Tier 4: WebChat fallback       — marked REQUIRES HUMAN VALIDATION

Each tier produces a verdict: VULNERABLE, NOT_VULN, INFORMATIONAL, UNCERTAIN, or FALSE_POS. When tiers disagree, the conflict is flagged for review. Nothing is discarded.

The 8 data collectors¶

PDX doesn't only process HYDRA/Burp data.
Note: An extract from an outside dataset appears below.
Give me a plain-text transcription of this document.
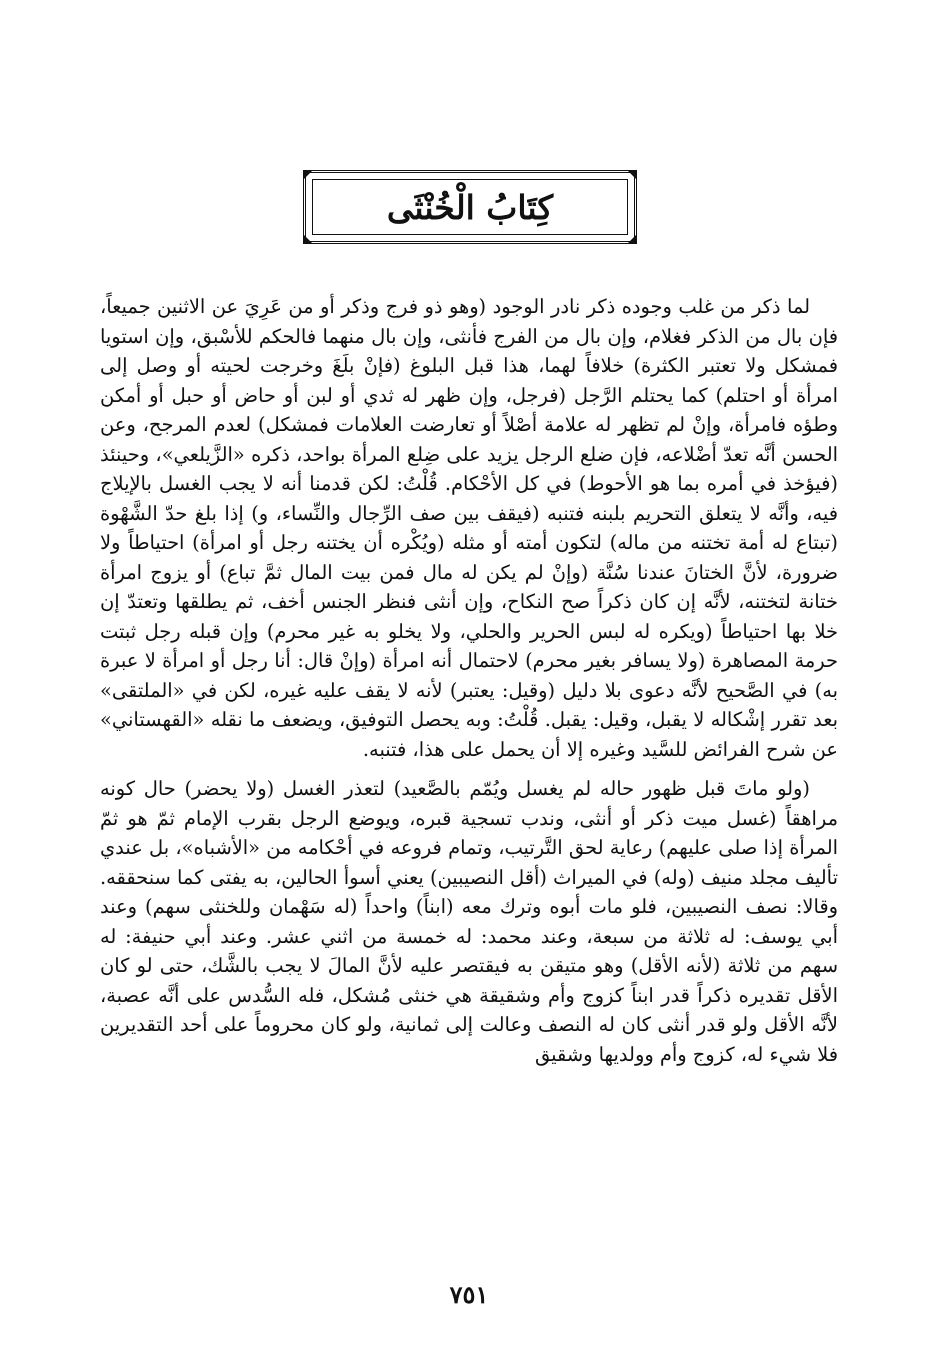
كِتَابُ الْخُنْثَى

لما ذكر من غلب وجوده ذكر نادر الوجود (وهو ذو فرج وذكر أو من عَرِيَ عن الاثنين جميعاً، فإن بال من الذكر فغلام، وإن بال من الفرج فأنثى، وإن بال منهما فالحكم للأسْبق، وإن استويا فمشكل ولا تعتبر الكثرة) خلافاً لهما، هذا قبل البلوغ (فإنْ بلَغَ وخرجت لحيته أو وصل إلى امرأة أو احتلم) كما يحتلم الرَّجل (فرجل، وإن ظهر له ثدي أو لبن أو حاض أو حبل أو أمكن وطؤه فامرأة، وإنْ لم تظهر له علامة أصْلاً أو تعارضت العلامات فمشكل) لعدم المرجح، وعن الحسن أنَّه تعدّ أضْلاعه، فإن ضلع الرجل يزيد على ضِلع المرأة بواحد، ذكره «الزَّيلعي»، وحينئذ (فيؤخذ في أمره بما هو الأحوط) في كل الأحْكام. قُلْتُ: لكن قدمنا أنه لا يجب الغسل بالإيلاج فيه، وأنَّه لا يتعلق التحريم بلبنه فتنبه (فيقف بين صف الرِّجال والنِّساء، و) إذا بلغ حدّ الشَّهْوة (تبتاع له أمة تختنه من ماله) لتكون أمته أو مثله (ويُكْره أن يختنه رجل أو امرأة) احتياطاً ولا ضرورة، لأنَّ الختانَ عندنا سُنَّة (وإنْ لم يكن له مال فمن بيت المال ثمَّ تباع) أو يزوج امرأة ختانة لتختنه، لأنَّه إن كان ذكراً صح النكاح، وإن أنثى فنظر الجنس أخف، ثم يطلقها وتعتدّ إن خلا بها احتياطاً (ويكره له لبس الحرير والحلي، ولا يخلو به غير محرم) وإن قبله رجل ثبتت حرمة المصاهرة (ولا يسافر بغير محرم) لاحتمال أنه امرأة (وإنْ قال: أنا رجل أو امرأة لا عبرة به) في الصَّحيح لأنَّه دعوى بلا دليل (وقيل: يعتبر) لأنه لا يقف عليه غيره، لكن في «الملتقى» بعد تقرر إشْكاله لا يقبل، وقيل: يقبل. قُلْتُ: وبه يحصل التوفيق، ويضعف ما نقله «القهستاني» عن شرح الفرائض للسَّيد وغيره إلا أن يحمل على هذا، فتنبه.

(ولو ماتَ قبل ظهور حاله لم يغسل ويُمّم بالصَّعيد) لتعذر الغسل (ولا يحضر) حال كونه مراهقاً (غسل ميت ذكر أو أنثى، وندب تسجية قبره، ويوضع الرجل بقرب الإمام ثمّ هو ثمّ المرأة إذا صلى عليهم) رعاية لحق التَّرتيب، وتمام فروعه في أحْكامه من «الأشباه»، بل عندي تأليف مجلد منيف (وله) في الميراث (أقل النصيبين) يعني أسوأ الحالين، به يفتى كما سنحققه. وقالا: نصف النصيبين، فلو مات أبوه وترك معه (ابناً) واحداً (له سَهْمان وللخنثى سهم) وعند أبي يوسف: له ثلاثة من سبعة، وعند محمد: له خمسة من اثني عشر. وعند أبي حنيفة: له سهم من ثلاثة (لأنه الأقل) وهو متيقن به فيقتصر عليه لأنَّ المالَ لا يجب بالشَّك، حتى لو كان الأقل تقديره ذكراً قدر ابناً كزوج وأم وشقيقة هي خنثى مُشكل، فله السُّدس على أنَّه عصبة، لأنَّه الأقل ولو قدر أنثى كان له النصف وعالت إلى ثمانية، ولو كان محروماً على أحد التقديرين فلا شيء له، كزوج وأم وولديها وشقيق

٧٥١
It enriches every observation with context from 8 external sources:

Collector	Source	What it adds
`nvd_collector`	NVD/NIST	CVE details, CVSS scores
`exploitdb_collector`	ExploitDB	Known exploits for detected versions
`owasp_collector`	OWASP	Web vulnerability classifications
`attackmitre_collector`	MITRE ATT&CK	Tactic/technique mapping
`nuclei_collector`	Nuclei templates	Detection signatures
`cwe_collector`	CWE database	Weakness classifications
`rfc_collector`	IETF RFCs	Protocol specifications
`manpage_collector`	Linux man pages	Command documentation

Output¶

PDX produces three types of training data:

Defensive — SFT pairs for pattern detection + DPO pairs for lure effectiveness measurement
Offensive — SFT pairs for attack chain reconstruction + RAFT for complete kill chains
Combined — ReAct traces analyzing the same sequence from both perspectives

Fine-tuning runs locally via Unsloth with LoRA adapters on Qwen or Llama models, directly on GPU.